Dan: That's a thing???
Cas: Just me ... speculating 😎
Is it hard or expensive or both?
Dan: oh god the pun
It will make lighting a lot more expensive yes but it may not be a big deal.
It's quite a big undertaking and won't look good without properly tuned materials.
Cas: Only to be used sparingly
Dan: I've pushed the current stuff
There's no such thing as sparingly here it's for everything or nothing.
Cas: Polished internal floors metal walls etc
Dan: You mean specular lighting?
Cas: Materials with specular reflection yes
I figured that as the rasterisation was still the main bottleneck that a few more ops in the drag shader wouldn't kill it
We can limit it to the shadow casting lights
Dan: It's gonna look weird and fake without it for all of them though...
I dunno.
Cas: Hacky performance test?
Dan: The performance probably won't be too bad on our computers.

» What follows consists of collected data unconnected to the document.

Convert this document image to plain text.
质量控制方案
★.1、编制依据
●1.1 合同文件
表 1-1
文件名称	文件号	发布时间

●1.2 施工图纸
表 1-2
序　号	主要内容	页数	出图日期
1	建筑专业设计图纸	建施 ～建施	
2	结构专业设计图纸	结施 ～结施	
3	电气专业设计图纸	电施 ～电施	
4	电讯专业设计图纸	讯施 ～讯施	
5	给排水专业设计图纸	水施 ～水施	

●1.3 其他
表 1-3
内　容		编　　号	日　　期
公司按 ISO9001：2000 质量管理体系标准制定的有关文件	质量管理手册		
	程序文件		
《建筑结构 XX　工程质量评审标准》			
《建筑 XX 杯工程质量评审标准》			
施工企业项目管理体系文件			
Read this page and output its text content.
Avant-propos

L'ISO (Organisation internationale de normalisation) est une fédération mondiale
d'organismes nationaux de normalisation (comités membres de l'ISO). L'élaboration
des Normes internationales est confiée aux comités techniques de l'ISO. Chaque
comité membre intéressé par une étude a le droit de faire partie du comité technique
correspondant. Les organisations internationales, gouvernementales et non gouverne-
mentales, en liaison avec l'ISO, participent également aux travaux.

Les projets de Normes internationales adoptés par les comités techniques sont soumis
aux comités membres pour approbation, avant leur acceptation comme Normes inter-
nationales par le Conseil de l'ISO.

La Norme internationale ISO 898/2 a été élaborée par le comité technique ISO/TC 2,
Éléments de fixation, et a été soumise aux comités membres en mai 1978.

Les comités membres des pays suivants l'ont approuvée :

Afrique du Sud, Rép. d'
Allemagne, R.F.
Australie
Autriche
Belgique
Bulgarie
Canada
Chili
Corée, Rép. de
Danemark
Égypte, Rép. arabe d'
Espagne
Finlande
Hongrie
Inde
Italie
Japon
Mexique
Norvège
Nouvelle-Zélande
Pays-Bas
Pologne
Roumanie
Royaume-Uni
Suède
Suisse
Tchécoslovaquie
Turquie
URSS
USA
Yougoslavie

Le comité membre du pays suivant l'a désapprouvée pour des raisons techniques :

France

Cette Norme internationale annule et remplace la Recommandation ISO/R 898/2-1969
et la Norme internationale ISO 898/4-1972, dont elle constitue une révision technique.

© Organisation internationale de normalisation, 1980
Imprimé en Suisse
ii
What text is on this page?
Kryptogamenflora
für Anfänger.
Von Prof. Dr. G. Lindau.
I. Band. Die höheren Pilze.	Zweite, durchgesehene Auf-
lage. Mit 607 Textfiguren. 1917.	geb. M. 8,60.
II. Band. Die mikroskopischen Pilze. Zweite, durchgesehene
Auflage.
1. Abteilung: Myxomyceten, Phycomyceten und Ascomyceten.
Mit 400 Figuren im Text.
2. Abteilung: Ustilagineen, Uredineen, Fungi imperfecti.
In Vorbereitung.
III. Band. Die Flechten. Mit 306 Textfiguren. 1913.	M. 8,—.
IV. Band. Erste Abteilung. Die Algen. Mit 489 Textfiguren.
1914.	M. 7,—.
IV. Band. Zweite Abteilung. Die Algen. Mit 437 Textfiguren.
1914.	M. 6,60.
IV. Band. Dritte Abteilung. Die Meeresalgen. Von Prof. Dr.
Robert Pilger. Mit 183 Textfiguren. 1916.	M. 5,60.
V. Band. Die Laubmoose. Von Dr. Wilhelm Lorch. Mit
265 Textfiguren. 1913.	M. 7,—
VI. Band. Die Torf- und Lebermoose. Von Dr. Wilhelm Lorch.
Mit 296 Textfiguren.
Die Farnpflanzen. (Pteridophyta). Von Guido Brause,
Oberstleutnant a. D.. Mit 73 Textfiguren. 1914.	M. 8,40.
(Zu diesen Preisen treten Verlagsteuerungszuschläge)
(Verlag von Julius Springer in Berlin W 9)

I'm mostly worried about the resources and the look of it
Cas: Like I say... Sparing usage
Base interiors robot skins etc
Dan: First of all sparingly doesn't mean much if it's still part of the shader.
An if-statement has a cost and even if it's not taken or a significant cost the compiler still needs to allocate registers for a worst case scenario
High register usage can make memory reads more expensive and the lighting is very heavy on those as all the lighting data is in textures.
But regardless
What kind of specular are you interested in?

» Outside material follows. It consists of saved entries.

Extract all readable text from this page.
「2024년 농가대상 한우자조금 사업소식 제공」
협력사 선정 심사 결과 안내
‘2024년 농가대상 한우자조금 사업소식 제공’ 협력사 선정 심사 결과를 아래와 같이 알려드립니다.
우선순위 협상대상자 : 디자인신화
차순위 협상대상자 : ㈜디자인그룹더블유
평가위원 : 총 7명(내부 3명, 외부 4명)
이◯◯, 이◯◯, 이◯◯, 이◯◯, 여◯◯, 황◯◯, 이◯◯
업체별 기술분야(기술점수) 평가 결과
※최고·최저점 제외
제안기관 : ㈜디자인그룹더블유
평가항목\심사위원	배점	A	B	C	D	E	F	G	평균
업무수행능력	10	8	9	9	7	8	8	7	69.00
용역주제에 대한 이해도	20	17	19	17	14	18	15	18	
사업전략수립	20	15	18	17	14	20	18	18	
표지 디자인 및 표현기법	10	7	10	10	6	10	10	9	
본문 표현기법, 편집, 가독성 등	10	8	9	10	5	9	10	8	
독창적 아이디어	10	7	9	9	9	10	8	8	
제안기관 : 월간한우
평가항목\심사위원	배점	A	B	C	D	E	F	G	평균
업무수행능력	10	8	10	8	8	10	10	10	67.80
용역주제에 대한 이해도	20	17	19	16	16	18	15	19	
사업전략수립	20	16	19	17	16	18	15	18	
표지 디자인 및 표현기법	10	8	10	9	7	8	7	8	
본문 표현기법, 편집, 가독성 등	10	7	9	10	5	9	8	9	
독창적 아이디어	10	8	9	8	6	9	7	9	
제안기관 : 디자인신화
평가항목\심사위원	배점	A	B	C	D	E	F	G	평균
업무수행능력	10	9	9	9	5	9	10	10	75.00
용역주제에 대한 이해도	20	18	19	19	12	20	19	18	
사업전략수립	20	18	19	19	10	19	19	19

Cas: Er... You know. Brushed metal
Not mirror polish
Dan: You can do phong in like 5 instuctions
or physically based shading in 30.
Cas: On the bump map?
Dan: How you do the shading and where you get the normal from are two separate issues.
You can have specular lighting without a bump map and bump maps without specular.

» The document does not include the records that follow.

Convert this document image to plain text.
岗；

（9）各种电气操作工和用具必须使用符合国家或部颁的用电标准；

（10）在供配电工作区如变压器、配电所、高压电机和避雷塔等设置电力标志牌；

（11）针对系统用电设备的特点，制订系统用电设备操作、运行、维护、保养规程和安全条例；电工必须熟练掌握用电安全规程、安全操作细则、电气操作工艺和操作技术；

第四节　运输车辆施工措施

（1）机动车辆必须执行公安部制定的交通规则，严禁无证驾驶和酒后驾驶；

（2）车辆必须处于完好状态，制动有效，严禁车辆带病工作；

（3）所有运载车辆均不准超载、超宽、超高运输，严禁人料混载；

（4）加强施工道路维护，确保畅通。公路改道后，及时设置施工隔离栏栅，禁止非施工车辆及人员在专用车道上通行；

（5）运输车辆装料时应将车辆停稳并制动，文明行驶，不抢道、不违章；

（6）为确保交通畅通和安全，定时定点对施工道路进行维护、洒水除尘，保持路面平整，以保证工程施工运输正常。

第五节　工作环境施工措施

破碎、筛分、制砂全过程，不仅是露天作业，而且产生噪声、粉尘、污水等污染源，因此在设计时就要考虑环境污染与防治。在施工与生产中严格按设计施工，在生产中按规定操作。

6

Cas: Each palette entry points to its own bump map right
So each can also point to a gloss map too perhaps?
Dan: Gloss maps aren't necessary either for specular lighting.
Gloss maps are like normal maps you use them to add more detail.
Cas: Well could just have a specularity
Dan: You can have a constant specularity value for each voxel just as well.
OK let me put it like this
How realistic do you want the specular reflections to be?
As realistic as possible or as simple and fast as possible?
Cas: Not massively
Just simple and fast
Dan: OK I'll try to add some simple stuff then.